Climate change, population size, and time since observation create considerable uncertainty regarding the current status of wild plant populations recorded in various rare species databases. Several agencies and organizations (e.g., US Bureau of Land Management, Fish and Wildlife Service, Forest Service, NatureServe, state Natural Heritage Programs) maintain databases of rare plant occurrences and many of these occurrences may not have been visited recently. Therefore, the number of populations in the wild could be smaller than the number listed in databases due to extinctions that have not yet been detected. We used information on repeated surveys for a rare but widespread orchid, Cypripedium fasciculatum (clustered ladies slipper), to test if extinction probability is affected by elevation, population size, and time since observation. We applied the resulting model to populations in southwestern Oregon in the Geographic Biotic Observations data base maintained by the US Bureau of Land Management and the US Forest Service Natural Resource Information System to estimate the number of populations that are still extant.
Results/Conclusions
Of the 236 populations in our data sets of site resurveys, we found that 61% declined in size and 34% fell to zero.
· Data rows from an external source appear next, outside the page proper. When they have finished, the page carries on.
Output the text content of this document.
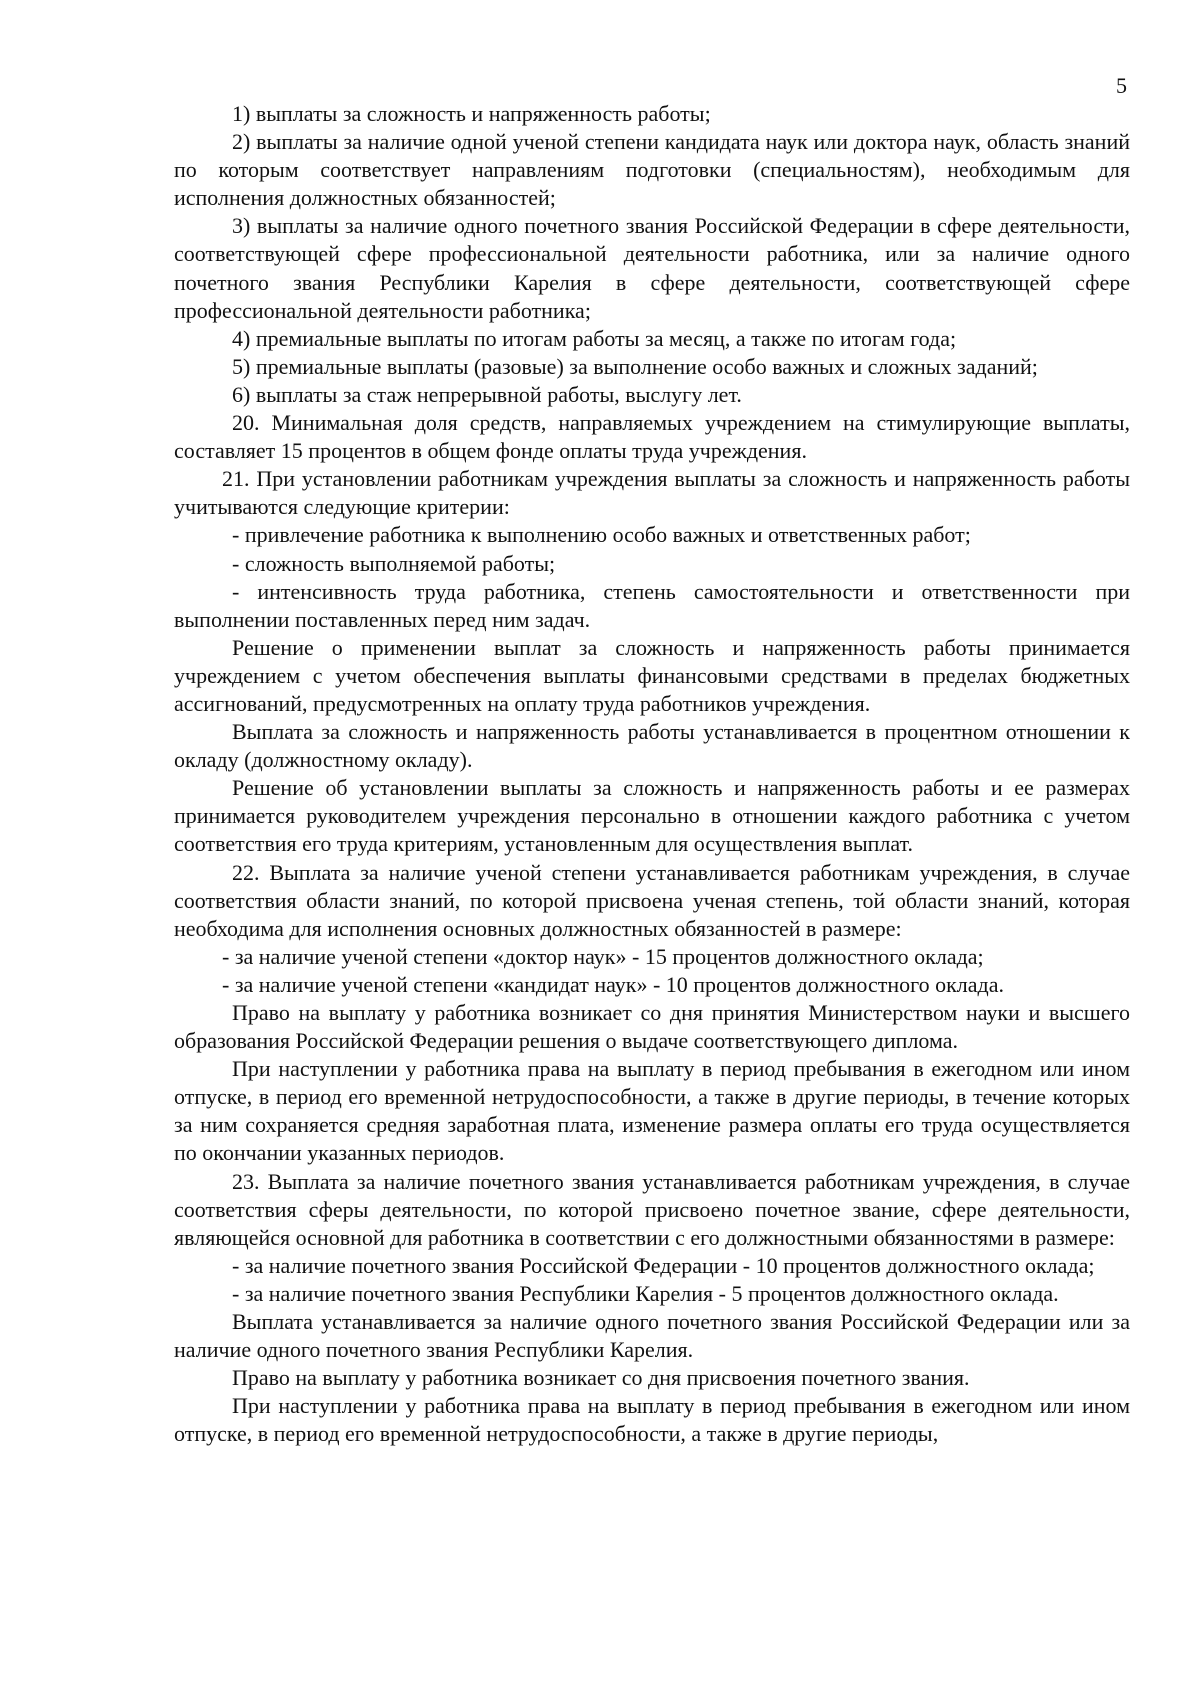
5

1) выплаты за сложность и напряженность работы;

2) выплаты за наличие одной ученой степени кандидата наук или доктора наук, область знаний по которым соответствует направлениям подготовки (специальностям), необходимым для исполнения должностных обязанностей;

3) выплаты за наличие одного почетного звания Российской Федерации в сфере деятельности, соответствующей сфере профессиональной деятельности работника, или за наличие одного почетного звания Республики Карелия в сфере деятельности, соответствующей сфере профессиональной деятельности работника;

4) премиальные выплаты по итогам работы за месяц, а также по итогам года;

5) премиальные выплаты (разовые) за выполнение особо важных и сложных заданий;

6) выплаты за стаж непрерывной работы, выслугу лет.

20. Минимальная доля средств, направляемых учреждением на стимулирующие выплаты, составляет 15 процентов в общем фонде оплаты труда учреждения.

21. При установлении работникам учреждения выплаты за сложность и напряженность работы учитываются следующие критерии:

- привлечение работника к выполнению особо важных и ответственных работ;

- сложность выполняемой работы;

- интенсивность труда работника, степень самостоятельности и ответственности при выполнении поставленных перед ним задач.

Решение о применении выплат за сложность и напряженность работы принимается учреждением с учетом обеспечения выплаты финансовыми средствами в пределах бюджетных ассигнований, предусмотренных на оплату труда работников учреждения.

Выплата за сложность и напряженность работы устанавливается в процентном отношении к окладу (должностному окладу).

Решение об установлении выплаты за сложность и напряженность работы и ее размерах принимается руководителем учреждения персонально в отношении каждого работника с учетом соответствия его труда критериям, установленным для осуществления выплат.

22. Выплата за наличие ученой степени устанавливается работникам учреждения, в случае соответствия области знаний, по которой присвоена ученая степень, той области знаний, которая необходима для исполнения основных должностных обязанностей в размере:

- за наличие ученой степени «доктор наук» - 15 процентов должностного оклада;

- за наличие ученой степени «кандидат наук» - 10 процентов должностного оклада.

Право на выплату у работника возникает со дня принятия Министерством науки и высшего образования Российской Федерации решения о выдаче соответствующего диплома.

При наступлении у работника права на выплату в период пребывания в ежегодном или ином отпуске, в период его временной нетрудоспособности, а также в другие периоды, в течение которых за ним сохраняется средняя заработная плата, изменение размера оплаты его труда осуществляется по окончании указанных периодов.

23. Выплата за наличие почетного звания устанавливается работникам учреждения, в случае соответствия сферы деятельности, по которой присвоено почетное звание, сфере деятельности, являющейся основной для работника в соответствии с его должностными обязанностями в размере:

- за наличие почетного звания Российской Федерации - 10 процентов должностного оклада;

- за наличие почетного звания Республики Карелия - 5 процентов должностного оклада.

Выплата устанавливается за наличие одного почетного звания Российской Федерации или за наличие одного почетного звания Республики Карелия.

Право на выплату у работника возникает со дня присвоения почетного звания.

При наступлении у работника права на выплату в период пребывания в ежегодном или ином отпуске, в период его временной нетрудоспособности, а также в другие периоды,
Elevation, time between surveys, and population size were important factors in predicting extinction probability. Probability of extinction was best explained by all of these factors, including a significant (p=<0.001) interaction between elevation and years between surveys. A general linear model suggested that populations at lower elevations were more likely to go extinct than high elevation populations, but only as the length of time between surveys increased. Small populations had a greater probability of extinction than those with large populations, and extinction probability was near zero for populations with >100 individuals, regardless of the length of time between samples. Further, extinction probability increased as the time between surveys increased, most notably for smaller populations. We estimated that of the 963 populations reported in GeoBOB and NRIS-Terra databases for southwestern Oregon as of 2015, a median of only 250 (95% quantiles: 172-350) were likely extant. This study demonstrates the need for additional and more frequent surveys of rare plant populations to improve the reliability of information in databases used by land management agencies. Land managers who make decisions on how best to conserve rare species often base their decisions in part on the abundance and distribution of those organisms as reported in databases. However, many reported populations may no longer be present.